February 13, 2011

U.S. Ponders Future of Military Ties With Egypt

With the fall of Hosni Mubarak’s regime, the United States holds sway over Egypt’s political future thanks to its strong ties with a military it helped build over three decades, experts said.

Egypt watchers said the massive USD1.3-billion annual US military aid package to the country has largely paid off over the years — yielding cooperation on counterterrorism, the Middle East peace process and safe passage through the Suez Canal.
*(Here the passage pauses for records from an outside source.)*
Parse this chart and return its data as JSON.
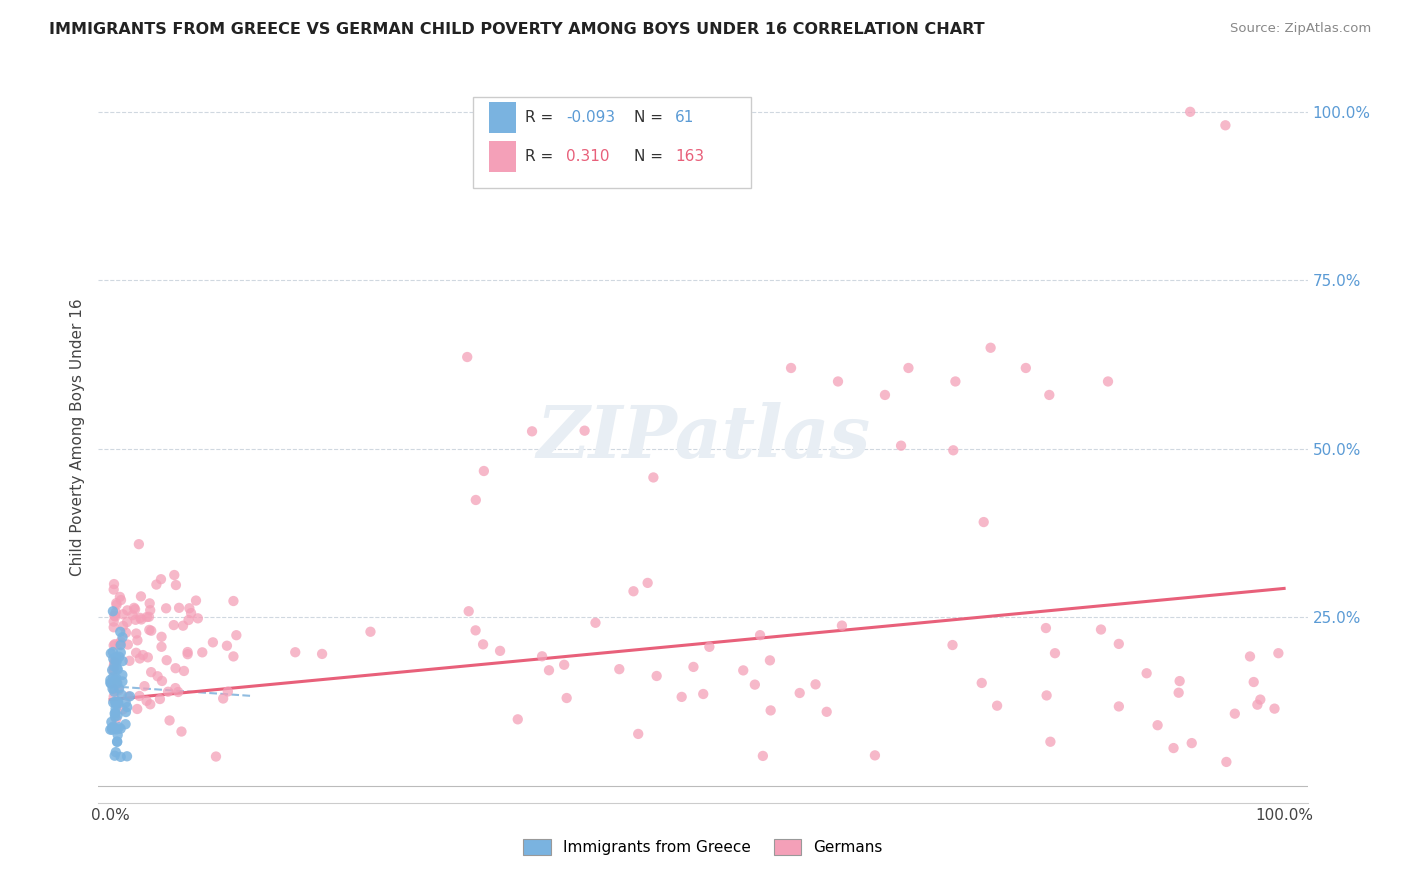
{
  "title": "IMMIGRANTS FROM GREECE VS GERMAN CHILD POVERTY AMONG BOYS UNDER 16 CORRELATION CHART",
  "source": "Source: ZipAtlas.com",
  "ylabel": "Child Poverty Among Boys Under 16",
  "color_blue": "#7ab3e0",
  "color_pink": "#f4a0b8",
  "color_trendline_blue": "#90bce0",
  "color_trendline_pink": "#e8607a",
  "watermark_color": "#e8eef4",
  "watermark_text": "ZIPatlas",
  "legend_R1": "-0.093",
  "legend_N1": "61",
  "legend_R2": "0.310",
  "legend_N2": "163"
}
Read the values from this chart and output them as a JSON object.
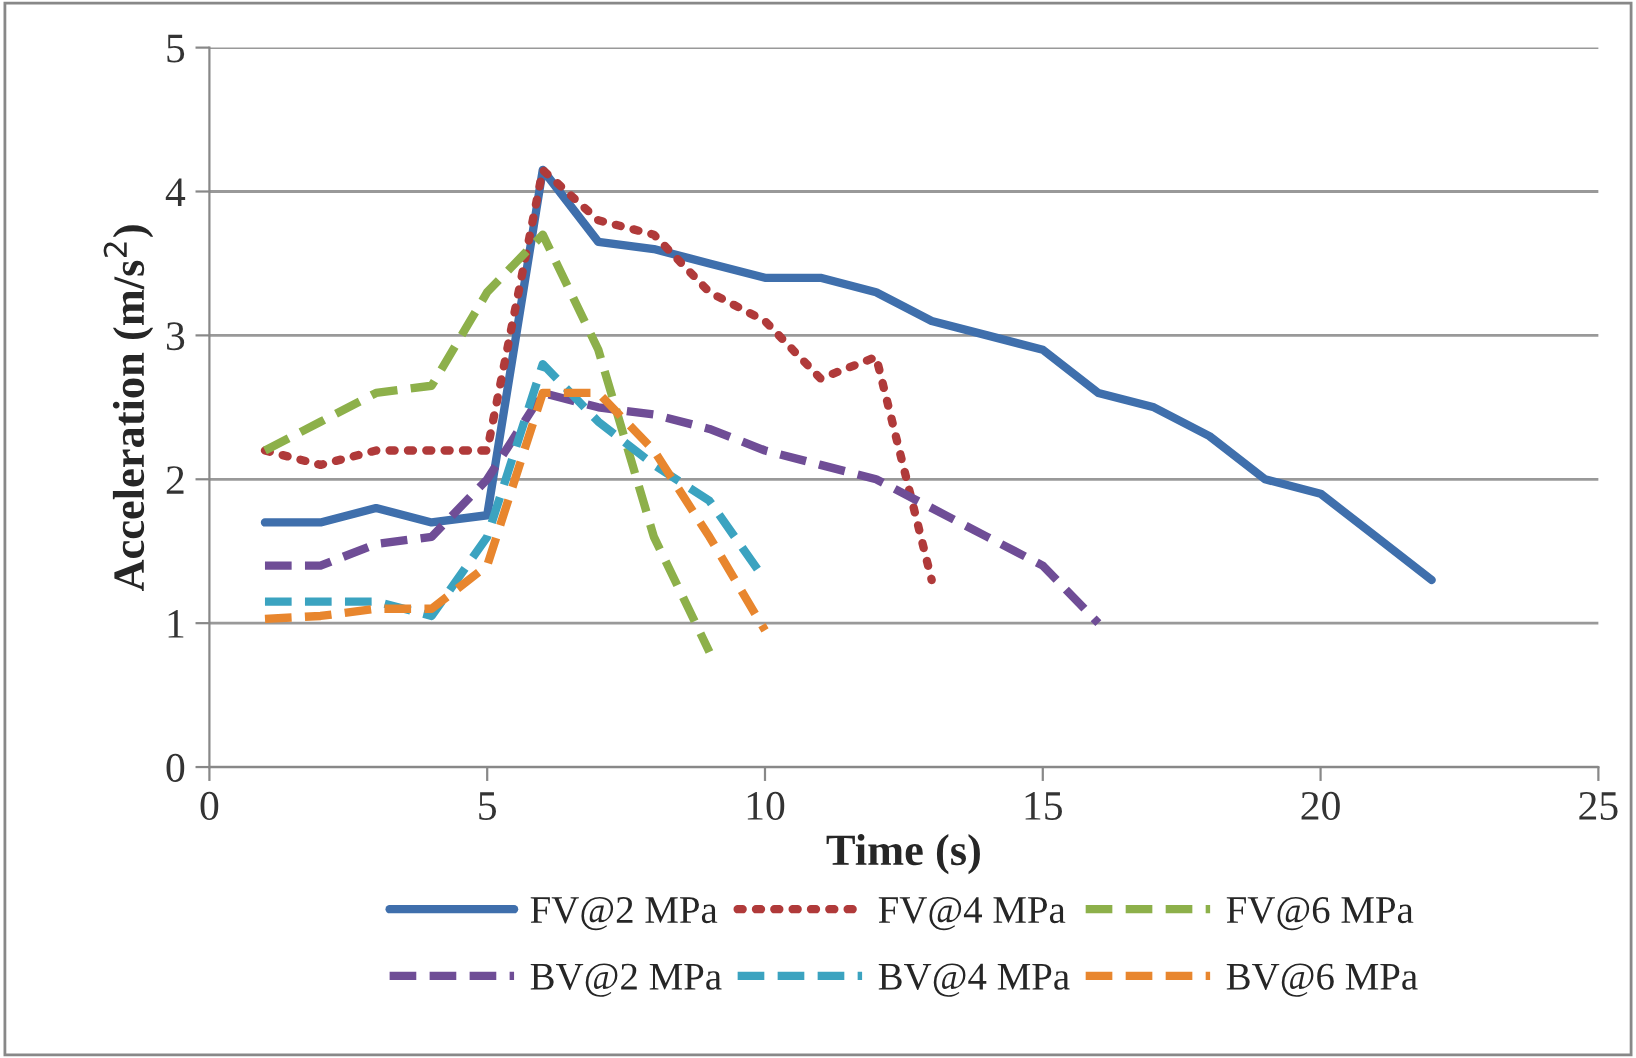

Many warned against bowing to calls for freezing the US funds.

"There are tremendous risks," said Andrew Exum of the Center for a New American Security.

"At the very least, you need to keep military to military exchanges and contacts because you never know how valuable those relationships might be in the future."

Scores of Egyptian officers have conducted joint operations with their American counterparts, studied at American war colleges and developed personal relationships with US officers.

Washington is keen to avoid repeating past mistakes on Pakistan, from which it cut military aid in 1979 and the 1990s over Islamabad’s nuclear weapons program, only to find itself with only very limited ties to the Pakistani military in the wake of the September 11, 2001 attacks.

Yet Elliot Abrams, a senior State Department official under presidents Ronald Reagan and George W. Bush, said Washington should use the aid as leverage to counter any undemocratic moves.

"We’re not going to pay for the suppression of democracy," he told a congressional hearing this week. "Now is the time to signal to them this aid is conditional."

The Bush administration sought to condition parts of its aid package to human rights progress in Egypt, but those efforts were "not particularly effective" because Bush’s war on terror trumped its freedom agenda, noted Exum.

Washington has given Egypt an average total of USD2 billion per year, making it the second largest recipient of US foreign aid after Israel since Cairo signed a peace treaty with the Jewish state in 1979.

"It was always going to be very hard to cut the aid anyway, because the way it was written into the Camp David Accords, if you cut the aid to Egypt, that is tantamount to canceling the agreement," said Kent State University professor Joshua Stacher.

But for now, the peace treaty at the heart of Israel’s national security strategy appears to be safe, with Egypt’s newly ruling military vowing to abide by the agreement as it promised to transition toward more democracy.

A 2009 secret diplomatic cable released by whistleblower WikiLeaks noted that Mubarak and Egyptian military leaders viewed US military assistance as the "cornerstone" of ties between the two militaries and as "untouchable compensation" for keeping the peace with Israel.

"The tangible benefits to our mil-mil relationship are clear: Egypt remains at peace with Israel, and the US military enjoys priority access to the Suez Canal and Egyptian airspace," the cable added.

But Friday’s collapse of an autocratic regime seen as one of the most powerful and stable in an otherwise volatile Middle East after just 18 days of a popular uprising has also sent shockwaves through a region now gripped by political unrest.

As President Barack Obama’s administration stepped up pressure on Mubarak, Saudi Arabia threatened to bankroll the regime if Washington withdrew its support, according to The Times.

Though it has played a limited role in the weeks-long crisis, the US Congress holds the purse strings and a handful of lawmakers have called for cuts to the aid.

Democratic Senator Patrick Leahy, who chairs a panel that oversees foreign assistance, warned Friday that the lavish aid package could be "at risk" if the military thwarts a democratic transition.

Stacher noted that the military, which has been a major force in Egyptian regimes since it overthrew the monarchy in 1952, has benefited a great deal from billions of dollars in funding with virtually no strings attached.

"It’s very unlikely that the military is going to give up massive political influence, as well as their economic interests in the country, which are extensive, and return to the barracks," he said. The military runs a wide range of commercial enterprises, from food to construction.

He cautioned that the military and Mubarak, a former air force chief, were essentially two faces of the same coin.

"While this is a tremendous victory for Egyptians, I’m not sure we’ve seen a regime change," said Stacher. "Now the hard part starts because they have to stop continued military rule."